Por fin ha llegado el frío de verdad. Pero no penséis que eso me entusiasma demasiado, no. Yo soy más bien de veranito, con su piscina, sus terrazas y sus helados. De ir ligerito de ropa y no como ahora, que hemos recuperado el estilo cebolla y ando todo el día empaquetado, que parezco el Mazinger Z ese que tiene la tira de años.
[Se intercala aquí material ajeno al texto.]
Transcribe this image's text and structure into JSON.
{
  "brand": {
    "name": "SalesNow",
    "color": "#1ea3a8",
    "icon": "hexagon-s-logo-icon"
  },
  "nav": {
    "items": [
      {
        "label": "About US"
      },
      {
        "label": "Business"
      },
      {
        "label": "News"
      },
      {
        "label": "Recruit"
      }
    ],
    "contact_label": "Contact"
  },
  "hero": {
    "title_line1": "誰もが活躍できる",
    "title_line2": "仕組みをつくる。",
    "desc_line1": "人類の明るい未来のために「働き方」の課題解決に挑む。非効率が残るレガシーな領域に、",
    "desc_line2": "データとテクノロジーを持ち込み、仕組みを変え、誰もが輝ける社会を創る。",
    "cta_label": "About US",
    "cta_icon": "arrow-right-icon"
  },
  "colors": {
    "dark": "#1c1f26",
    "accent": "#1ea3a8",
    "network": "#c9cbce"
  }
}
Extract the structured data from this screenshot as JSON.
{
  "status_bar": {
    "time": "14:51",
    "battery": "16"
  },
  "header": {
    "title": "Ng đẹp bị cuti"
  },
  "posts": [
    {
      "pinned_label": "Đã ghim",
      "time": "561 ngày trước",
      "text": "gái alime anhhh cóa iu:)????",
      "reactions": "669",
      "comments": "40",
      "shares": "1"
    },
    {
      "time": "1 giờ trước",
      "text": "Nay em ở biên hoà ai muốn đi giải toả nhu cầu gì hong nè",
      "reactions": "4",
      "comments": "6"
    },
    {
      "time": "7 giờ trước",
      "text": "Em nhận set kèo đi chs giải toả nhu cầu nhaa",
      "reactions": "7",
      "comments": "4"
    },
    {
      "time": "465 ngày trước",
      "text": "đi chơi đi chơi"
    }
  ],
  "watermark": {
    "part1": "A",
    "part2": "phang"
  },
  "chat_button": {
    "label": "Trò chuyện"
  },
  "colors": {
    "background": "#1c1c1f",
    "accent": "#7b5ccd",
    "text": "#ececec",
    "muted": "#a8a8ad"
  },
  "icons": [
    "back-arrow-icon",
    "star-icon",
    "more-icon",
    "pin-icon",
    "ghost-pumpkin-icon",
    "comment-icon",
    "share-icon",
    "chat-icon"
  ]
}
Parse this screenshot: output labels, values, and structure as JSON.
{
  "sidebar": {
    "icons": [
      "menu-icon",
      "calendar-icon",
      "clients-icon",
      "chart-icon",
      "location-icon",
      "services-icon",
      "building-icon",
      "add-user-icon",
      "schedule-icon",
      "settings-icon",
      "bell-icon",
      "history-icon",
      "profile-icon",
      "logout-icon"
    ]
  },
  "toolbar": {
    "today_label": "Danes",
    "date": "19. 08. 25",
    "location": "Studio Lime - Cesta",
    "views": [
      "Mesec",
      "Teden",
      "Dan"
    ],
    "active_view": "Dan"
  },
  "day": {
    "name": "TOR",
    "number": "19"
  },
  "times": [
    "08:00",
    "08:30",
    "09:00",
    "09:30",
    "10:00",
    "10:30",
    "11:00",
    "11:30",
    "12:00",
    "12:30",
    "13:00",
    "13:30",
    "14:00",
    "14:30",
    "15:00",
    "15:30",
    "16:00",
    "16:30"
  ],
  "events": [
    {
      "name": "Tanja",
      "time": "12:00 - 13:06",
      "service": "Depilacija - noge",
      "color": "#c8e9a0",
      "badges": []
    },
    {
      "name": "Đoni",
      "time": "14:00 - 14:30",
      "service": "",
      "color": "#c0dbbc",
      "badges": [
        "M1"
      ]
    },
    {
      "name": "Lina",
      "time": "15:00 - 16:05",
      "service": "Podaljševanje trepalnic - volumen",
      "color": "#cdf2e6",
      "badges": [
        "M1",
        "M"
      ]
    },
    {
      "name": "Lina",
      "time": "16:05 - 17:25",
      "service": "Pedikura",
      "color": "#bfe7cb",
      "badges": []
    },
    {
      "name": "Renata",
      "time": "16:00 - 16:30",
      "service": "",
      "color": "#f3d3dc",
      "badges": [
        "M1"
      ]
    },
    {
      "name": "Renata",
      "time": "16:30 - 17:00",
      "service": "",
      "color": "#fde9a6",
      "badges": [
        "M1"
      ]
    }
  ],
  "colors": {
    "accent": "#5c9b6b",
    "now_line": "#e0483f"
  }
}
El frío además nos obliga a pasar más tiempo en nuestra casa medio sueca y menos en la calle, cosa que llevo mal, muy mal. Me agobia, me aburre, me irrita. Mis papás intentan explicarme que fuera ya no se puede estar, a menos que quieras coger una pulmonía o alguna variante abecedárica de la gripe. Y yo los entiendo, pero ¿y quién me entiende a mí? Sé que tengo un montón de juguetes, que vemos dibujitos en la tele, que mamá me lee cuentos, que papá hace escupir bolas a Barrancas… pero no es suficiente, yo quiero calle.
Así que cuando ya he alcanzado el límite de lo insoportable no queda más remedio que coger las llaves, abrigarse y hala, a pasar frío. Bueno, eso ellos, porque a mí me forran de la cabeza a los pies y allí no se cuela ni la más mínima ráfaga de aire.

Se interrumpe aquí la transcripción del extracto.